At the same time more and more refugees arrive. They sleep in the streets and relieve themselves without toilets, because that’s all they are offered. Among them we find pregnant women, babies, old people, and even disabled individuals—all fleeing from violence in their own countries.

Time to move forward

Instead of fighting each other, it is time to get serious about finding a solution to this humanitarian crisis. Lesbos—along with other islands of the Aegean—must be declared an “Emergency Zone”. The Greek government, the European Community, and international organisations must provide resources to deal with the vast number of refugees.

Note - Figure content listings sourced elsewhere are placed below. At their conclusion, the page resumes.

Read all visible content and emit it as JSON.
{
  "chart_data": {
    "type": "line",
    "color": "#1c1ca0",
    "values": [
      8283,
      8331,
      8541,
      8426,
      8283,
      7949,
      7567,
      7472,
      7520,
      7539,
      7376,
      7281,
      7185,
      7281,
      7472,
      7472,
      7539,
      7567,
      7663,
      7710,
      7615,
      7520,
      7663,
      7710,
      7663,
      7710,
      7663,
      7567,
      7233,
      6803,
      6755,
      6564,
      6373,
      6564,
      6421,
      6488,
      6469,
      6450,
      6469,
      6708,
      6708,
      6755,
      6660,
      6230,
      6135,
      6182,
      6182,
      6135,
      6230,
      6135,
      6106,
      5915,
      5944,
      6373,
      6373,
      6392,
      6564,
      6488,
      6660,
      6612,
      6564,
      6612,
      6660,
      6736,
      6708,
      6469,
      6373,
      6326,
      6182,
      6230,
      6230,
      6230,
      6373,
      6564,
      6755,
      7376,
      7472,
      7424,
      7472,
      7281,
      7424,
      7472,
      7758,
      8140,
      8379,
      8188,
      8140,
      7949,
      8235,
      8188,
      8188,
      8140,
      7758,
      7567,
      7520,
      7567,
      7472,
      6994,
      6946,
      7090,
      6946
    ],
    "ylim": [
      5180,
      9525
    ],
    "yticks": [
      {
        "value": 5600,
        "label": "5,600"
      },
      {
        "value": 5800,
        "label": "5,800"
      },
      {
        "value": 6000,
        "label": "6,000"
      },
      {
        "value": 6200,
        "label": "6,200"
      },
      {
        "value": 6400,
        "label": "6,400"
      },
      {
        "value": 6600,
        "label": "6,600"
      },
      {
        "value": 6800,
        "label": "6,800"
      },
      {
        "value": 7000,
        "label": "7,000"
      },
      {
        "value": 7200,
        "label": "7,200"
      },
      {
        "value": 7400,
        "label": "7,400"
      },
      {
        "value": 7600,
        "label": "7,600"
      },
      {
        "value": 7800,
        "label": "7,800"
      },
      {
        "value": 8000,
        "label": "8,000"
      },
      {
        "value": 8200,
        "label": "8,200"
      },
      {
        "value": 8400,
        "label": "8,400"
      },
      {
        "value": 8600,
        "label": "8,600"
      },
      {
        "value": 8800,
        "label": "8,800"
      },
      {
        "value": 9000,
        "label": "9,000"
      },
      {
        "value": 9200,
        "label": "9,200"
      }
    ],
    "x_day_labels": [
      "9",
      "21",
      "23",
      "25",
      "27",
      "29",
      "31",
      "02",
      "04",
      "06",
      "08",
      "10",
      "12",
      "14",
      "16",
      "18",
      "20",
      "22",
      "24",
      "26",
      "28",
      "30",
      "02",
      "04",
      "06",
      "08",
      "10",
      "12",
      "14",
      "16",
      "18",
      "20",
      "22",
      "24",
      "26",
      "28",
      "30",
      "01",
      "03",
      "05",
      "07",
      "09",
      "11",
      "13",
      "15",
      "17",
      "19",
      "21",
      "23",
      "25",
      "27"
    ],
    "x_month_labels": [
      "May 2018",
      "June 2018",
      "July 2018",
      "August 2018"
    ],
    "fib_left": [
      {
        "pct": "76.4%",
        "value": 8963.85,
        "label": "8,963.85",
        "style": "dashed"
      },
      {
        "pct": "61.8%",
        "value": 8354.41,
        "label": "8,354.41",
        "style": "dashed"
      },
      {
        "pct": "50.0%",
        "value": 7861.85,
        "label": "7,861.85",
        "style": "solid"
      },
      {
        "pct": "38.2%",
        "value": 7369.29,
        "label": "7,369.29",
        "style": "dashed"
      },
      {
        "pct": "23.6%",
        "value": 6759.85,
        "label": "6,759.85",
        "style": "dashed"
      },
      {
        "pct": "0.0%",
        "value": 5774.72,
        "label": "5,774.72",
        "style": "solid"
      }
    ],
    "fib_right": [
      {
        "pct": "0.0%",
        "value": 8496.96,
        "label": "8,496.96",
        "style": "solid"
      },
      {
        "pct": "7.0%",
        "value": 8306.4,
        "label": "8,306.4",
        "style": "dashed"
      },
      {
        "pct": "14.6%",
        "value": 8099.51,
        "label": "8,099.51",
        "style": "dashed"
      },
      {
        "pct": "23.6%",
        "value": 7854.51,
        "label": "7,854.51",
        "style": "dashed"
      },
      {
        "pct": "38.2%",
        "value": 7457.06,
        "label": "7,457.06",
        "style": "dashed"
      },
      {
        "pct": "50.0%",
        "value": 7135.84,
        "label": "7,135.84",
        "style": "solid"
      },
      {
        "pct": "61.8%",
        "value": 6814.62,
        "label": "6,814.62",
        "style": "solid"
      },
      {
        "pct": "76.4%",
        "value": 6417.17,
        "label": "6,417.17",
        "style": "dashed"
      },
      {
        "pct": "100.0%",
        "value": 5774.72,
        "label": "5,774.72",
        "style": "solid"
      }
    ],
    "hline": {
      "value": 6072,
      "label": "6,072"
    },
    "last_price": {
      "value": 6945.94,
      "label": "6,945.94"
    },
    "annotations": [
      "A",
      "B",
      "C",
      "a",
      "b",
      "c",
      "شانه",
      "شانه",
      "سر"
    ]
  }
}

We need arrival centers in northern Lesbos, where the immediate needs of the migrants can be met—including shelter from the sun, food, toilets, blankets, and a place to sleep if necessary. Processing centers adequate to the numbers of refugees need to be opened in the island’s capital. Transport to these centers must be provided. Trained Greek or EU officials must be sent to staff them. We also need a plan for August tourist season, when the ferryboats being used to transport both tourists and refugees to Athens, will be full, and if no alternate plans are made, large numbers of migrants will be forced to stay on the streets, or in already crowded centers, in the worst of summer’s heat.

It is time for us to move forward—Greeks, Europeans, and migrants together—in the name of our common humanity and in concern for the lives of all human beings on our planet. Without forgetting that we have another task as well: we also need to work to end the wars and the violence that drives people from their homes and homelands.